The question is as follows:
Use the contraction mapping theorem to show that the following system of equations:
$x_1$ + $\dfrac{1}{10}\cos(2x_1 + x_2)$ = $1$
$x_2$ + $\dfrac{1}{10}\sin(x_1 + x_2)$ = $2$.
has a unique solution $(x_1, x_2)$ on $\mathbb{R^2}$.
I'm a little familiar with the contraction mapping theorem in terms of one variable, but this is a whole different beast....any push in the right direction is appreciated!
On
Get $x_1$ and $x_2$ into their own equations and then find the Jacobian matrix. Then apply the $\infty$-norm to find $q$ which will be between zero and one, not inclusive.
Edit (by popular demand):
I wrote this on my phone whilst picking up dinner, so please do excuse my terse response.
Here is what I mean by getting $x_1$ and $x_2$ by themselves. You want \begin{align*}x_1&=\frac{1}{10}[1-x_2-\sin(x_1+x_2)]\\x_2&=\frac{1}{10}[2+x_1+\cos(x_1-x_2)]\end{align*} and then you will find the Jacobian matrix by taking partial derivatives with respect to $x_1$ and $x_2$. Then use the $\infty$-norm of the Jacobian to find what $q$ is.

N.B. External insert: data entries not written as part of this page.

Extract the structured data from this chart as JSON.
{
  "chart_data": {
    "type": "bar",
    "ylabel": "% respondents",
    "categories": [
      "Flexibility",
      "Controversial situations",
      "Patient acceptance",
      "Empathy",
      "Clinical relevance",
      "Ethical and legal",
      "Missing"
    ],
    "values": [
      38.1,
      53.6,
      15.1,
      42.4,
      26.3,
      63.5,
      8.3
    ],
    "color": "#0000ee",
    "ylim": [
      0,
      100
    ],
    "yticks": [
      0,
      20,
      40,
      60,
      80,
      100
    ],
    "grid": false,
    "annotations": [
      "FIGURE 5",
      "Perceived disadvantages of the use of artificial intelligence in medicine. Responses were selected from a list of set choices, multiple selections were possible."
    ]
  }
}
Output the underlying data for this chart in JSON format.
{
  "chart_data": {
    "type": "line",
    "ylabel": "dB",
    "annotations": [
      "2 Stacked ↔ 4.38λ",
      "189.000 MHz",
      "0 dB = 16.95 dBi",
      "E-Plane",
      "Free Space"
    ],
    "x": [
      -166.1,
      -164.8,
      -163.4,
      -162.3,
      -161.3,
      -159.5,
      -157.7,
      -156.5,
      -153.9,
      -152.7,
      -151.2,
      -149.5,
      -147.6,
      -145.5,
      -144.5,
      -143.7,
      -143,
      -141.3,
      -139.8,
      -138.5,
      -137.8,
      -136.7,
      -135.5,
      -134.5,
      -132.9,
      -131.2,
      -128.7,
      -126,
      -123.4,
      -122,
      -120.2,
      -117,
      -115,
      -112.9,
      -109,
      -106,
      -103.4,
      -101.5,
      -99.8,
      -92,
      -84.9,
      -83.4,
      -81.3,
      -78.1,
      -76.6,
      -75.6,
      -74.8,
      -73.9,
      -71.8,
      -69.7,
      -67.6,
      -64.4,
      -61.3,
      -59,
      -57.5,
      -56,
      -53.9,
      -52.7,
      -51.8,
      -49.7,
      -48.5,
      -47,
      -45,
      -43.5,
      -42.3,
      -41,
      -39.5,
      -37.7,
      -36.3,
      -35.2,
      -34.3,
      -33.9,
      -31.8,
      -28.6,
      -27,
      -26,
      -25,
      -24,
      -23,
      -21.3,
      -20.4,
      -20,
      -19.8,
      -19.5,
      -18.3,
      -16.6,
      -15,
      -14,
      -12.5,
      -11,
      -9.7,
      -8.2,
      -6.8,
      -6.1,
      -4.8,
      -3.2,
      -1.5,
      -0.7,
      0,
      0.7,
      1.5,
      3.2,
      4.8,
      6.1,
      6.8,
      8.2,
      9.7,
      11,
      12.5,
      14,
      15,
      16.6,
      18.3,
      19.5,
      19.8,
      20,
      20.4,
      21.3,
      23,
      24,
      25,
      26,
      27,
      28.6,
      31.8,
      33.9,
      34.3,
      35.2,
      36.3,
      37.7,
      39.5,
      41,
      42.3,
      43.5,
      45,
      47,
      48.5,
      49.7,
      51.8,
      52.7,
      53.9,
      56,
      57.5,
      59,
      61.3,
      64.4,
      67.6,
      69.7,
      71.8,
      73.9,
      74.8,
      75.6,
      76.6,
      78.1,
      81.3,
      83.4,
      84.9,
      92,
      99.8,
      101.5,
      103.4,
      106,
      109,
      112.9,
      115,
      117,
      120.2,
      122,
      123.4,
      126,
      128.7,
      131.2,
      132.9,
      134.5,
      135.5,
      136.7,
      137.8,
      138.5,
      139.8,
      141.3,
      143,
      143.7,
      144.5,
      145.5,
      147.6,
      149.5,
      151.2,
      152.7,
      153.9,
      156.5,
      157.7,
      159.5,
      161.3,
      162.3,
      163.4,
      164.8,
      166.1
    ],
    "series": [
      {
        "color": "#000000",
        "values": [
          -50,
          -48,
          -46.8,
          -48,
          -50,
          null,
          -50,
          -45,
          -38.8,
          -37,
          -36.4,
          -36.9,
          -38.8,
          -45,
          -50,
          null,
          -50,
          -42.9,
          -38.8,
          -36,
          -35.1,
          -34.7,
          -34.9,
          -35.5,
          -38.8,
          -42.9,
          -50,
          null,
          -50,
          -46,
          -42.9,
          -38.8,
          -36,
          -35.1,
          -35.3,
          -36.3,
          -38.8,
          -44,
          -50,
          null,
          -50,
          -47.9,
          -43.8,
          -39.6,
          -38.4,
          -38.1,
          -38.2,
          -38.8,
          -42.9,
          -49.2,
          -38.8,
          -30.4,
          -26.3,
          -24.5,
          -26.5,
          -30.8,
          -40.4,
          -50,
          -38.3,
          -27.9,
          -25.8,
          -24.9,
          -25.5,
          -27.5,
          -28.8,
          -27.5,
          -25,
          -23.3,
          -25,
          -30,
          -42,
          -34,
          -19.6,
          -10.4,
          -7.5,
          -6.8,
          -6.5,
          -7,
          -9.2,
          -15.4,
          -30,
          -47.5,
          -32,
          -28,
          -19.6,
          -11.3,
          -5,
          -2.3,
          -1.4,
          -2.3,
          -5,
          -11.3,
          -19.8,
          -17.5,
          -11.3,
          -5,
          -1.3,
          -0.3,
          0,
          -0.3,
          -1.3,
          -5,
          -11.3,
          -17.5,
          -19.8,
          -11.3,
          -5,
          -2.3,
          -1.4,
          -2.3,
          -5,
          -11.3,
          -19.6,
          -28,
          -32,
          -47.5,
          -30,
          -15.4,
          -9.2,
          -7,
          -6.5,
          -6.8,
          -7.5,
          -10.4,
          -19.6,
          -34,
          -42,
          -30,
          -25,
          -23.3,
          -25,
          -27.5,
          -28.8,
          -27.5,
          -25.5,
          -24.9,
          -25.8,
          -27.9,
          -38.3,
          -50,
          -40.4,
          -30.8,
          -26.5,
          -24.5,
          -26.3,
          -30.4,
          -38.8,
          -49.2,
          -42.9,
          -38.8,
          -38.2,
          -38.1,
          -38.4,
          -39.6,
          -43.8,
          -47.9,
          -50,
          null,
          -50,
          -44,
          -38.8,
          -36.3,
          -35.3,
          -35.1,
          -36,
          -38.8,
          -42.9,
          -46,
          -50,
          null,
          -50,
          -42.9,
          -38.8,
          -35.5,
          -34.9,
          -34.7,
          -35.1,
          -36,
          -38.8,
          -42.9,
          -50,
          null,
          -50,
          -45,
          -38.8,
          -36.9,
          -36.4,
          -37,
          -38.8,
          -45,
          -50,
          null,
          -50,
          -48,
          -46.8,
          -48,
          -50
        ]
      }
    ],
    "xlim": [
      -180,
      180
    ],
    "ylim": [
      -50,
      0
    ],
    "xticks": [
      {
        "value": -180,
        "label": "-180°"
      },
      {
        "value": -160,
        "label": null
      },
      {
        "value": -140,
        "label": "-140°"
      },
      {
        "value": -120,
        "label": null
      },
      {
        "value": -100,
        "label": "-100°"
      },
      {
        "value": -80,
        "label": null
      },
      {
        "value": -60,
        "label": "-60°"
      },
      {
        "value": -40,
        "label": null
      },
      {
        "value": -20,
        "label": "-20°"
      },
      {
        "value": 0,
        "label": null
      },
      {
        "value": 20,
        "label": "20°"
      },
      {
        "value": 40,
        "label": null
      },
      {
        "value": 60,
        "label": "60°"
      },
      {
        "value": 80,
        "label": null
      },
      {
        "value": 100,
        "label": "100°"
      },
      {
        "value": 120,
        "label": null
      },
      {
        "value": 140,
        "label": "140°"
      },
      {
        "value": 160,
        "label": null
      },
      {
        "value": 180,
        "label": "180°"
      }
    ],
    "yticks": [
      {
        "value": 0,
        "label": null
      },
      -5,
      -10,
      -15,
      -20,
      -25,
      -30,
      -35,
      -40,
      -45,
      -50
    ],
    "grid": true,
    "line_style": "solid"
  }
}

The way to apply the contraction theorem is to write it in the form $f(\overrightarrow{X})=\overrightarrow{X}$ for $\overrightarrow{X}=(x_1, x_2).$ The form of the equations sort of gives away what $f$ should be; you then just need to show that it is a contraction. That is, show that $|f(\overrightarrow{X})-f(\overrightarrow{Y})|\leq c|\overrightarrow{X}-\overrightarrow{Y}|$ for all pairs of vectors, and for $c<1$. From there you get that $f$ has a unique fixed point, which is what you want.